Although there was virtually zero mention of insurance and financial services in the new EU-UK Brexit agreement, the news has been welcomed within the insurance sector, as it clears a great deal of confusion and uncertainty that would have been the outcome of a WTO no-deal. Although spreading fear, issuing regular calls to rejoin and constantly finding fault will remain the day job for many Remainers in the political elite, Sky, the BBC et al, much of the rest of the UK will simply feel like getting life back to normal and rolling out the Covid vaccine.
Following the announcement of the UK-EU trade deal, Huw Evans, ABI Director General, says:
“This is welcome news. While this agreement doesn’t directly cover the insurance and wider financial services industry, it provides a good foundation for positive future cooperation with our European neighbours. We hope that this will also allow for outstanding issues to be resolved quickly, such as an agreement on the UK’s continued participation in the motor Green Card Free Circulation Zone, which the EU Commission needs to ratify quickly.”
(This was issued just before the deal was announce on Christmas Eve.)
Passporting will no longer be possible after the end of the transition period. The FCA, working with other UK authorities, has introduced the temporary permissions regime (TPR). The TPR will allow EEA-based firms passporting into the UK to continue operating in the UK within the scope of their current permissions for a limited period, while they seek full FCA authorisation, if required. The deadline for EEA firms to notify the FCA they want to enter the TPR closes on 30 December 2020.
The TPR will enable various EEA funds to continue to be marketed in the UK for a limited period provided the fund manager has notified the FCA before the window for notification closes on 30 December 2020.

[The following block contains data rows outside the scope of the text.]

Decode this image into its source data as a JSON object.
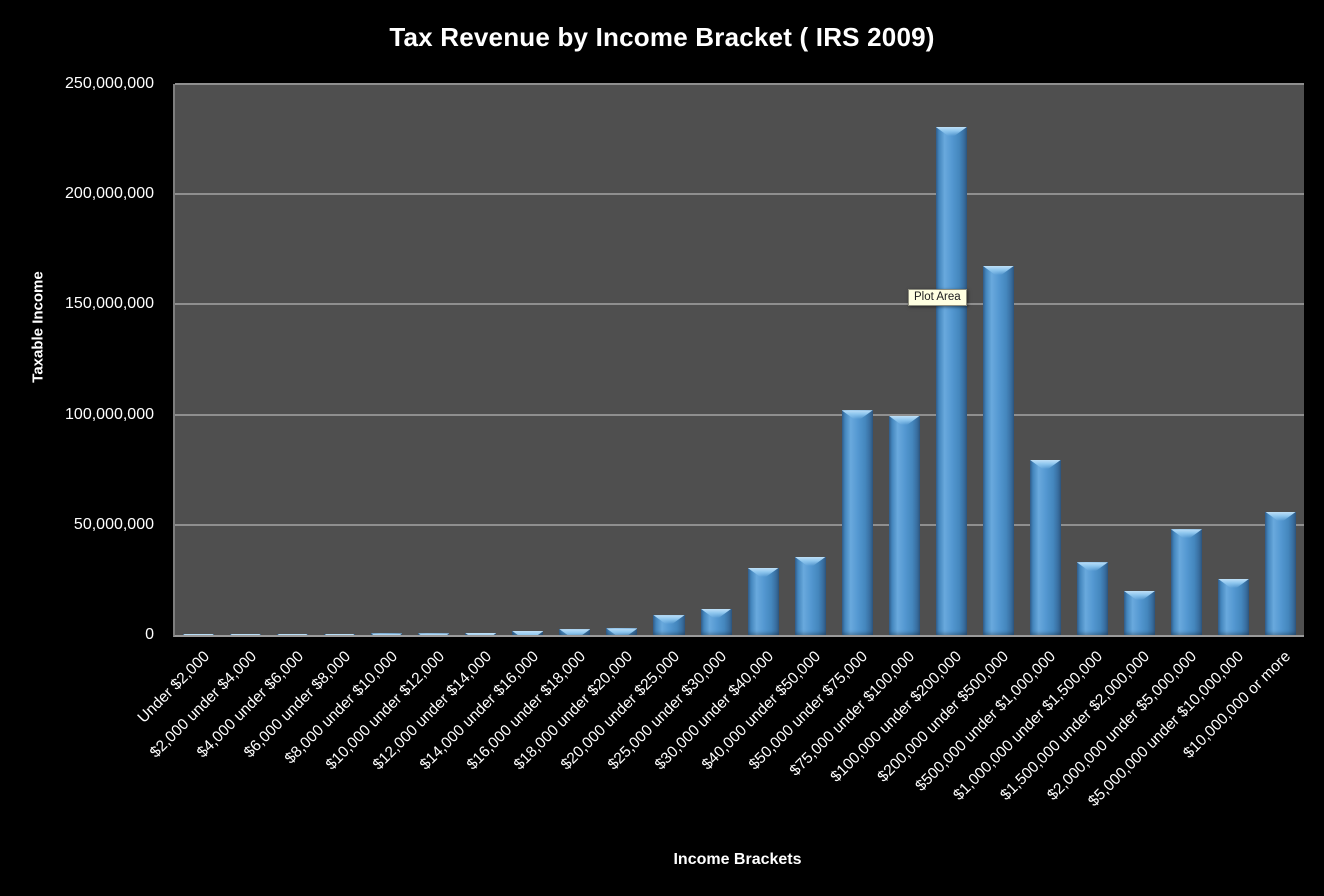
{
  "window": {
    "background": "#000000"
  },
  "tooltip": {
    "label": "Plot Area"
  },
  "chart_data": {
    "type": "bar",
    "title": "Tax Revenue by Income Bracket ( IRS 2009)",
    "xlabel": "Income Brackets",
    "ylabel": "Taxable Income",
    "ylim": [
      0,
      250000000
    ],
    "grid": true,
    "legend": false,
    "y_ticks": [
      0,
      50000000,
      100000000,
      150000000,
      200000000,
      250000000
    ],
    "y_tick_labels": [
      "0",
      "50,000,000",
      "100,000,000",
      "150,000,000",
      "200,000,000",
      "250,000,000"
    ],
    "categories": [
      "Under $2,000",
      "$2,000 under $4,000",
      "$4,000 under $6,000",
      "$6,000 under $8,000",
      "$8,000 under $10,000",
      "$10,000 under $12,000",
      "$12,000 under $14,000",
      "$14,000 under $16,000",
      "$16,000 under $18,000",
      "$18,000 under $20,000",
      "$20,000 under $25,000",
      "$25,000 under $30,000",
      "$30,000 under $40,000",
      "$40,000 under $50,000",
      "$50,000 under $75,000",
      "$75,000 under $100,000",
      "$100,000 under $200,000",
      "$200,000 under $500,000",
      "$500,000 under $1,000,000",
      "$1,000,000 under $1,500,000",
      "$1,500,000 under $2,000,000",
      "$2,000,000 under $5,000,000",
      "$5,000,000 under $10,000,000",
      "$10,000,000 or more"
    ],
    "values": [
      500000,
      550000,
      600000,
      650000,
      700000,
      750000,
      900000,
      1800000,
      2700000,
      3000000,
      9000000,
      12000000,
      30500000,
      35500000,
      102000000,
      99500000,
      230500000,
      167500000,
      79500000,
      33000000,
      20000000,
      48000000,
      25500000,
      56000000
    ],
    "colors": {
      "bar": "#5599d2",
      "bar_edge": "#36689a",
      "plot_background": "#4f4f4f",
      "gridline": "#8f8f8f",
      "text": "#ffffff",
      "tooltip_background": "#ffffe1",
      "canvas_background": "#000000"
    }
  }
}
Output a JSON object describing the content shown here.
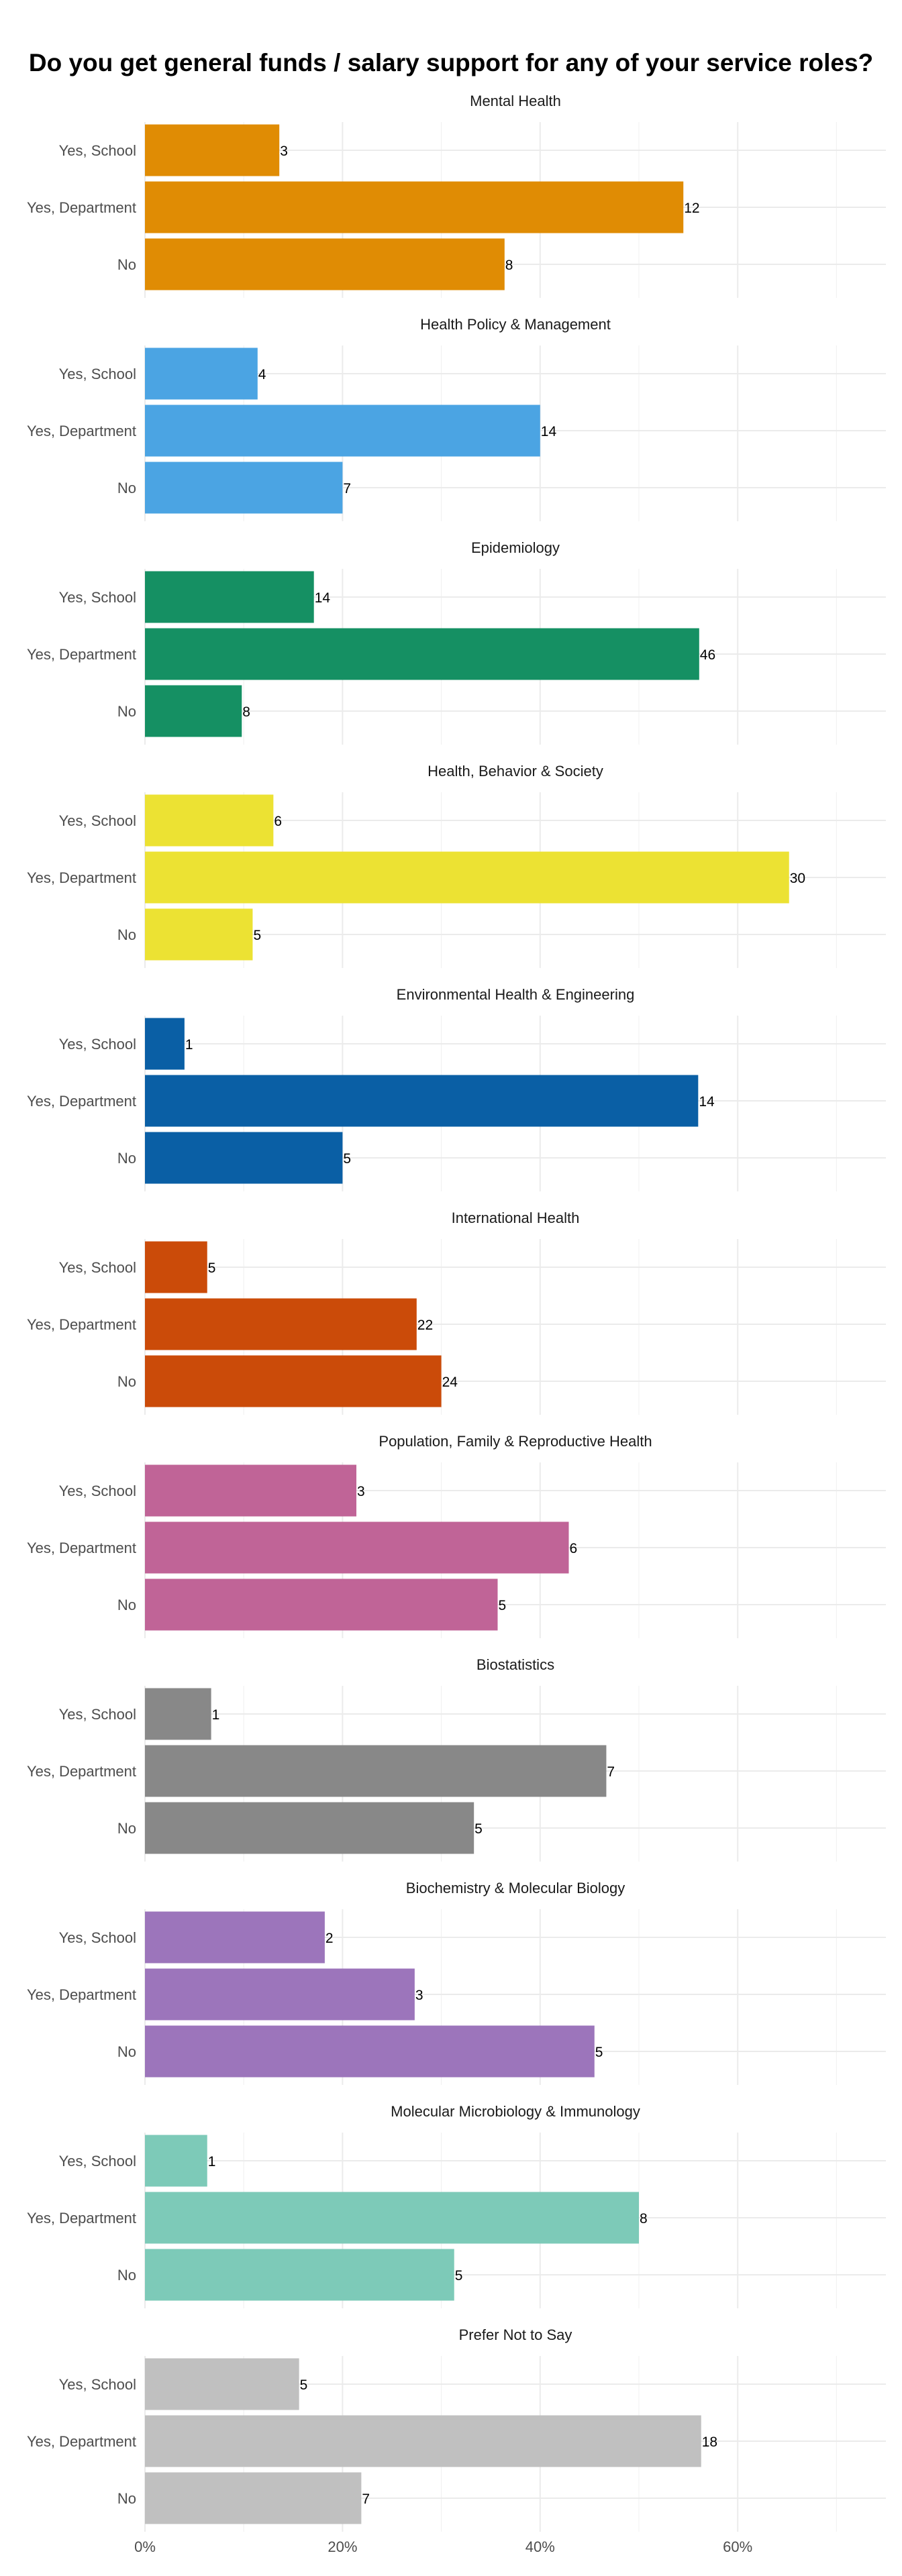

In addition, the FCA and other UK authorities have also introduced the financial services contracts regime (FSCR). This will allow EEA passporting firms that do not enter the TPR to wind down their UK business in an orderly fashion.
Eurotunnel welcomes the agreement concluded between the United Kingdom and the European Union.
This decision is beneficial to individuals and businesses because it puts an end to a long period of uncertainty.
Although only a week before the end of the transition period during which the EU law continues to apply in the UK, this agreement will be implemented by Eurotunnel from 1 st January 2021. Since the British vote in 2016, the Group has indeed worked with States to offer its customers the easiest and fastest service to cross the Channel regardless of the Brexit terms. Eurotunnel has invested 47 million euros to modernize and adapt its infrastructure to maintain the fluidity of border crossings and traffic in the Tunnel.
The “Eurotunnel Border Pass” makes it possible in particular to circulate the information necessary for the passage of goods, from carriers to Eurotunnel and then from Eurotunnel to the authorities of the two countries, in a secure and dematerialized manner, without the drivers having to get off. their truck when crossing the border, or even to present a document when arriving there.
Yann Leriche, CEO of Getlink (Paris: GET), declared : “ Eurotunnel and its 2,500 employees are committed to offering a reliable and efficient service to make life easier for our customers, which is our role as the undisputed leader in cross-Channel. “
MORE DETAILS TO COME, ALL IN GOOD TIME
“A series of further clarifications will be needed, in particular regarding how the UK will diverge from EU frameworks after 31 December,” the European Commission said in an explanatory document on the trade deal issued on December 24th.
In theory any equivalence rules or market access could be withdrawn at 30 days notice and the EU must consider themselves very pleased that they have retained this bargaining chip.
But insurance, and banking, is a global business. Companies can be relocated anywhere very quickly and to deny EU businesses access to the City of London, or the London Market would be foolish. The EU has much to lose by issuing punitive measures against UK insurers, many of whom are in close partnerhsip with EU insurers, insurtechs, FNOL specialists etc.
IE expects that the EU will seek to place some sort of transaction fee or tax on policies taken out in the UK, but insurers can sidestep this in the same way that Apple, Google and many others avoid CT, by simply funnelling the transactions and IP through EU based entities.
It is going to be a long game of cat and mouse. The one thing that is certain is that UK business travellers and holidaymakers would be wise to layer up on travel insurance, rather than rely on any facile promises printed on EHIC cards. Those only apply one way.